Dear colleagues,
Sorry for the last post, there was an embarrassing typo :(
I would like to inform you that I recently
updated a March 2015 online draft where I had claimed a PIP algorithm in
2^(n^(1/2 + o(1))) for some cyclotomics.
https://arxiv.org/abs/1503.03107v5 The updated versions since Sept 30th feature these additions:
a)
Reduction from PIP in K to PIP in K^+ . It seems to be folklore, but O.
Regev pointed out to me in October 2015 that some of the details were
unclear.
b) Optimized relation search around cyclotomic units.
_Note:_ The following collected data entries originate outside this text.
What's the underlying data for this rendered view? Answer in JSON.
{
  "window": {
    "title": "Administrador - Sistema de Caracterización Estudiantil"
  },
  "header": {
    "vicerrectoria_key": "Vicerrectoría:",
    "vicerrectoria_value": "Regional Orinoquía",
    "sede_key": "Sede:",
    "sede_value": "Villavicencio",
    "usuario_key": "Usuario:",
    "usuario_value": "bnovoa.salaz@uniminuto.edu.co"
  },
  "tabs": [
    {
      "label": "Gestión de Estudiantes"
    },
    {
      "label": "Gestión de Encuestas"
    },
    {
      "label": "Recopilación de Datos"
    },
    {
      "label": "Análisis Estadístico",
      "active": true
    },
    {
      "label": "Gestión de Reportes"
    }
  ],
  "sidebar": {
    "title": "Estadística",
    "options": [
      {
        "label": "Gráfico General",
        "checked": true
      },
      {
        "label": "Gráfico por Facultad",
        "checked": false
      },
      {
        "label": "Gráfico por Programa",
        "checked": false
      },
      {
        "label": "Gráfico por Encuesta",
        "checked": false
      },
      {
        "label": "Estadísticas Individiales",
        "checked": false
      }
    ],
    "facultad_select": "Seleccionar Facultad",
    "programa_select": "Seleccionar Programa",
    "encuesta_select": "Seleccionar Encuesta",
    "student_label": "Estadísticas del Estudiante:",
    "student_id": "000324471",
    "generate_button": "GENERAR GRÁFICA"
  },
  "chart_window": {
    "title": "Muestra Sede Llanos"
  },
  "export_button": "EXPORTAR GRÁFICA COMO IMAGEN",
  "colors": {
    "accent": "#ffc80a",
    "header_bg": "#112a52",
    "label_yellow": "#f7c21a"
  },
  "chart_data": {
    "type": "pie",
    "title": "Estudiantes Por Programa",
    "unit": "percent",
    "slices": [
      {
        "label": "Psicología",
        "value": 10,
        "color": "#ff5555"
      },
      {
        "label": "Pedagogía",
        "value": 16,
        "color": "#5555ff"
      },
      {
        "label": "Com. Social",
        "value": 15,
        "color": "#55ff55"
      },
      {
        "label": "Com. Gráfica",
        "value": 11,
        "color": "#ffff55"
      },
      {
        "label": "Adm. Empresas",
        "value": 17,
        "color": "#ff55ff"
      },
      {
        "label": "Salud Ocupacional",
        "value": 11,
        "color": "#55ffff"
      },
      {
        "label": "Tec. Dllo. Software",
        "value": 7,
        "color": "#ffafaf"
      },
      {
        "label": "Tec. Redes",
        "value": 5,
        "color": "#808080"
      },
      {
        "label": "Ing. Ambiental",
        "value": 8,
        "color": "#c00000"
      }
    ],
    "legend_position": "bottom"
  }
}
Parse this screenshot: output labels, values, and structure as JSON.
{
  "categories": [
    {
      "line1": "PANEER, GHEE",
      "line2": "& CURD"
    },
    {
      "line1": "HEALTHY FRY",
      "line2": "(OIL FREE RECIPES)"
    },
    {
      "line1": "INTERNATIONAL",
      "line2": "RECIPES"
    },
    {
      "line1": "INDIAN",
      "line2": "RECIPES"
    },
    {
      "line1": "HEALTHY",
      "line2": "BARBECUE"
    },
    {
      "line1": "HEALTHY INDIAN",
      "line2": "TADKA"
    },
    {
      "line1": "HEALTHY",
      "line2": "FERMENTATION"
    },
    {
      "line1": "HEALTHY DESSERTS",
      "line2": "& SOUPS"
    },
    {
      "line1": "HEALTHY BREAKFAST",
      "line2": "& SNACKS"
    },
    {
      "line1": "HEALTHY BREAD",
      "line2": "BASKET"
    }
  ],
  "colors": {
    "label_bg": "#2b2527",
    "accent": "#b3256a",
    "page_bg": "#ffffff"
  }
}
c) Optimized q-descent strategy.
d)
PIP in time 2^(n^b) for b < 1/2 (with precomputation on K) . There are a
whole range of possible complexities. For examples a precomputation of
time 2^(n^{2/3}) allows us to solve any instance of the PIP in time 2^(n^{4/9 +
o(1)}). Besides being an attack against schemes relying on the
short-PIP, this can also be used to solve gamma-SVP for gamma in
e^{Õ(n^(1/2))} when combined with the methods of Cramer Ducas and
Wesolowski
https://eprint.iacr.org/2016/885
under unproved heuristics on the number of generators of the class
group. With that precomputation (and under these heuristics), our method
solves gamma-SVP in better complexity than BKZ.
Regards,
Jean-François